Driven. The idea of being forcefully directed by something outside yourself; here James uses the wind because we’re all familiar with its effects. It can tear leaves from trees and be a very destructive force. Our own circumstances can feel like that sometimes and as emotional creatures, it is easy to be entirely led by those feelings.
Tossed. This word speaks of being thrown around, varying between up and down, unstable, chaotic. Kind of sounds like the way anxiety and uncertainty can make you feel.
It’s funny how sometimes as believers we can know the truth of what God’s word says, we can know that we need to rest in Him and in nothing else, yet we wander all over (metaphorically and perhaps literally as well) seeking rest or seeking wisdom from everywhere and everything except God. This is a reminder to us of the consequences of such wandering to us on spiritual and emotional levels.
The Consequences of Doubt
7 For that man ought not to expect that he will receive anything from the Lord, 8 being a double-minded man, unstable in all his ways.

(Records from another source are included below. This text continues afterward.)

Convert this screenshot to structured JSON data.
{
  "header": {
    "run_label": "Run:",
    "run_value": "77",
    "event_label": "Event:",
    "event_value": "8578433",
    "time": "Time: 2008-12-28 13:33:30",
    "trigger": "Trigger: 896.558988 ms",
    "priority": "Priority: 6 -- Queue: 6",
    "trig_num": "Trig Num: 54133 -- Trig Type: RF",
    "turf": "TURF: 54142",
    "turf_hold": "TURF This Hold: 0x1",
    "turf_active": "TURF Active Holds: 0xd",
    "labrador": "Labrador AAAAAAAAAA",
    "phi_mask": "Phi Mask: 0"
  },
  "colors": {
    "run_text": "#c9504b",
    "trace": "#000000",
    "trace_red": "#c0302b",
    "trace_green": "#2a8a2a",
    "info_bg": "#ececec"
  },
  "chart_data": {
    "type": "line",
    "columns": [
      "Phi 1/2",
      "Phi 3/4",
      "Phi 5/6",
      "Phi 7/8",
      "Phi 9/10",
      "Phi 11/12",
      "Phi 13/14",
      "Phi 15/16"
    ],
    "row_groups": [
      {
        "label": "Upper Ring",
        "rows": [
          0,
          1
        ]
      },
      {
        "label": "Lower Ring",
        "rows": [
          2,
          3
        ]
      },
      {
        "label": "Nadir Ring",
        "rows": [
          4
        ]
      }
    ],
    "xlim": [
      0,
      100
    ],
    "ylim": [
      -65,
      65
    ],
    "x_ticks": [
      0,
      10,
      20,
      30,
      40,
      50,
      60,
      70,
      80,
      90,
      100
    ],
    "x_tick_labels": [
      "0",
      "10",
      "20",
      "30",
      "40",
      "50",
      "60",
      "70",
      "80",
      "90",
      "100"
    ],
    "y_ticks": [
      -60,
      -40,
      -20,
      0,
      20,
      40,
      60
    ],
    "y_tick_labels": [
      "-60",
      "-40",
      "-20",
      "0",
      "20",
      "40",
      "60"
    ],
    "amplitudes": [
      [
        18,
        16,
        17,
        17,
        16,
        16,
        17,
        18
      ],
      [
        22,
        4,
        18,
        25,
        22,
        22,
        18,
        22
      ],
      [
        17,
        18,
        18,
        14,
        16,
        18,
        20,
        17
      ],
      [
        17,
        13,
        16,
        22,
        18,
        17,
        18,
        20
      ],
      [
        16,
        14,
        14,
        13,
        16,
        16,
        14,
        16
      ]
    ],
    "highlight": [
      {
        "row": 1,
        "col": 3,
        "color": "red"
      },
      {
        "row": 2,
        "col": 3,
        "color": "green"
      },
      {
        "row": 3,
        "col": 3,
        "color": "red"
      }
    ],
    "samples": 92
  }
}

Not only do we suffer the effects of doubt in our spirits and minds, but when we do not look to the Lord in trust, then we cannot expect Him to answer. Unbelief is not rewarded. And the mere rote action of asking is not what brings God’s hand in your life. Again we are given a twofold encouragement:
- Ask confident that God will answer and delights in conforming you to the likeness of His Son.
- Ask confident of who God is, in both His immensity and power as well as His immanence and love.
A man who asks in one light, but doubts in another is shifting, unreliable, and not standing on the foundation and sufficiency that is found in Christ. He instead is self-reliant and trusts his own ability to guide himself.
Aren’t we too frequently guilty of this? We proclaim our trust in Christ, yet we scheme in our thoughts as to how we will get through a difficult situation. Yes, God gave us minds to reason things out and there’s much value in thinking a problem through and coming up with possible solutions. But all our plans and ideas must be subjected and submitted to God. As we do submit to the Lord and trust Him, we will find that the wisdom and outcome He brings is far better than anything we could have come up with ourselves.